Den Unteransprüchen 20 und 21 des Verfügungspatents entsprechende Unteransprüche enthält auch die europäische Patentanmeldung der Antragstellerin (vgl. Ansprüche 18 und 19 der Anlage TW 7). In den dort gelehrten Maßnahmen hat der Prüfer des Europäischen Patentamtes ersichtlich nichts Erfinderisches gesehen.

Soweit die Antragstellerin Patentanspruch 19 hilfsweise in Kombination mit Unteranspruch 23 des Verfügungspatents geltend macht, ist keine andere Beurteilung geboten. Unteranspruch 23 des Verfügungspatents lehrt, die Federelemente untereinander stoffschlüssig zu verbinden, vorzugsweise zu verkleben. Hierin liegt eine selbstverständliche Maßnahme, die der Fachmann bei Bedarf – wenn er auf eine Kombinationsmatratze, die individuell durch einen Benutzer zusammengestellt werden kann, keinen Wert legt – ohne weiteres vorsehen wird.
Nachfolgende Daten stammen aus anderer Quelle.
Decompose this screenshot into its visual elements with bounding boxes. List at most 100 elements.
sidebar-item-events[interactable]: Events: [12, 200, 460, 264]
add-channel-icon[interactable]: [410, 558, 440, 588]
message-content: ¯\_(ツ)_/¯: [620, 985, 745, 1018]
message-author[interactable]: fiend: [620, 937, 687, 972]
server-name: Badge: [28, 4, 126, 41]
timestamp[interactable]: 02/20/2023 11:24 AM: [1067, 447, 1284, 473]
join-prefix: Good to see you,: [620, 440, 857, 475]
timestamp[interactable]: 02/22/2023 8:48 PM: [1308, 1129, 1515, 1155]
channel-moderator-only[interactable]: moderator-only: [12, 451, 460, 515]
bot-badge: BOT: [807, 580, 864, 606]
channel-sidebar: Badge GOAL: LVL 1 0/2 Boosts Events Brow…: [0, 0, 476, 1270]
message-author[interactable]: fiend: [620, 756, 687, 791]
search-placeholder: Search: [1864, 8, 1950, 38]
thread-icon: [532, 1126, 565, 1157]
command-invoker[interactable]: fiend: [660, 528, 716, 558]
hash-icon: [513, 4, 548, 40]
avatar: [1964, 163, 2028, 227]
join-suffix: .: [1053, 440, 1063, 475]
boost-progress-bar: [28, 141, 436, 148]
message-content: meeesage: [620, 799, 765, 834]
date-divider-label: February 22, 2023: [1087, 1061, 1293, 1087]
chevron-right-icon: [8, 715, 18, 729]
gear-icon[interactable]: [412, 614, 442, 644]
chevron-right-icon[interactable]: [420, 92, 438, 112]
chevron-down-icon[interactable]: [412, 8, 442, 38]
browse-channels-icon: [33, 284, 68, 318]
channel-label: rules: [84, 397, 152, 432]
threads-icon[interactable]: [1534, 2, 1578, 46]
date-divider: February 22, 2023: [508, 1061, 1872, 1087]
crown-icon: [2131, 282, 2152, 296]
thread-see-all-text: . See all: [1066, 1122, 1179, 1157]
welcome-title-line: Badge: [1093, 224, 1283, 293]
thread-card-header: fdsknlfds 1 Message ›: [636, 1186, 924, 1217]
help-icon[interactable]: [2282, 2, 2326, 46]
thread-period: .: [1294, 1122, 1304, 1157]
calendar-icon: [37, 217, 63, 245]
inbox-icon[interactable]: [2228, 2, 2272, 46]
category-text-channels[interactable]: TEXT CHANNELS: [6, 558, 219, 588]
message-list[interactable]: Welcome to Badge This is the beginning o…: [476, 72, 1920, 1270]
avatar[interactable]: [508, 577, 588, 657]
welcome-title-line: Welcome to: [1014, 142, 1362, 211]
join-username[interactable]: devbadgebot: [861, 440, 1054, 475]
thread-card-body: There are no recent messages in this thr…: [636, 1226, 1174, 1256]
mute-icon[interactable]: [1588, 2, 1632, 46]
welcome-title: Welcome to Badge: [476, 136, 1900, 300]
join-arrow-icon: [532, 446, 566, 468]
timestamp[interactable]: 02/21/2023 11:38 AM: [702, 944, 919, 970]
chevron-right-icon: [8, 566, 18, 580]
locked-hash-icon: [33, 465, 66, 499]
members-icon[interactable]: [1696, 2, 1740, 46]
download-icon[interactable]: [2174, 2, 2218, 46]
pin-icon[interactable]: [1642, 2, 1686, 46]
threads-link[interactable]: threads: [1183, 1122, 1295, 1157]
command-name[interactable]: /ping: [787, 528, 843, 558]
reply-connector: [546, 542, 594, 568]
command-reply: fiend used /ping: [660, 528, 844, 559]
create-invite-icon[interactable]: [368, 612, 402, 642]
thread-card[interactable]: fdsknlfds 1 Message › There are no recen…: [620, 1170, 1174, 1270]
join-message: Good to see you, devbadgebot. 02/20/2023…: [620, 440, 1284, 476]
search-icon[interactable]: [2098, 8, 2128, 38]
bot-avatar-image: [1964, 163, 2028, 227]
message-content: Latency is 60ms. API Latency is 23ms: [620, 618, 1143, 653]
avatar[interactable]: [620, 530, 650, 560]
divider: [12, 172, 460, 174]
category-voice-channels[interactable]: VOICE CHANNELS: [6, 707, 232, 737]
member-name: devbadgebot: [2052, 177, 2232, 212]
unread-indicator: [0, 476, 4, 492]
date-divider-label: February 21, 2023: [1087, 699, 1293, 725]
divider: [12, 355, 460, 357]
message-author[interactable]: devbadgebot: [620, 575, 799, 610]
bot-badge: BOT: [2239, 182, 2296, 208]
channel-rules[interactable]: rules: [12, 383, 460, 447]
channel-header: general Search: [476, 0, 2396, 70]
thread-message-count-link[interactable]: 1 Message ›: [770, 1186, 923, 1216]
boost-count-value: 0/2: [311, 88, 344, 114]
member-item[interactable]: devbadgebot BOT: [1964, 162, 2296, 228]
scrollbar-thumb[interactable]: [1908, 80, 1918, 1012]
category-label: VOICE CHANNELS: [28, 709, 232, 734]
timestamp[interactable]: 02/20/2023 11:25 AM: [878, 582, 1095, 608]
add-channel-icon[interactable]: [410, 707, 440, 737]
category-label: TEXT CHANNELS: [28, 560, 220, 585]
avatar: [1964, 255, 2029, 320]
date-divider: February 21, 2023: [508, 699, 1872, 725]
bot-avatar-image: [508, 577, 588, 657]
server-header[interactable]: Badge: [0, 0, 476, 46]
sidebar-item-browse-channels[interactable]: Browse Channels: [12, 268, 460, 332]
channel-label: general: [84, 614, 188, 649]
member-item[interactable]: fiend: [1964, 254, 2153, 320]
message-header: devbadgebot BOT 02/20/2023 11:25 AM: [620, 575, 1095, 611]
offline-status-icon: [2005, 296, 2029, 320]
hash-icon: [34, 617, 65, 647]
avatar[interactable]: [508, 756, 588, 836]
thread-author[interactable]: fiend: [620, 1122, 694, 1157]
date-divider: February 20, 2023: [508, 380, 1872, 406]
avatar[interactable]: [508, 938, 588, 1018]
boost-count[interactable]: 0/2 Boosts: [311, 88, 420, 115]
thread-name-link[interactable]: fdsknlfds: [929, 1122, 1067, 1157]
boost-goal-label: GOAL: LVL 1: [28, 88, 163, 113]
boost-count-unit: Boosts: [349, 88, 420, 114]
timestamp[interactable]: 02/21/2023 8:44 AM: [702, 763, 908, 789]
Die vom Landgericht erlassene einstweilige Verfügung kann damit auch nicht im eingeschränkten Umfang aufrechterhalten werden.

III.
Entsprechend dem Ergebnis des Berufungsverfahrens hat die Antragstellerin als unterlegene Partei nach § 91 Abs. 1 ZPO die Kosten des Verfahrens zu tragen.

Eines Ausspruches zur vorläufigen Vollstreckbarkeit bedurfte es nicht, weil das vorliegende Urteil als zweitinstanzliche Entscheidung im Verfahren der einstweiligen Verfügung keinem Rechtsmittel mehr unterliegt (§ 542 Abs. 2 Satz 1 ZPO) und ohne besonderen Ausspruch endgültig vollstreckbar ist.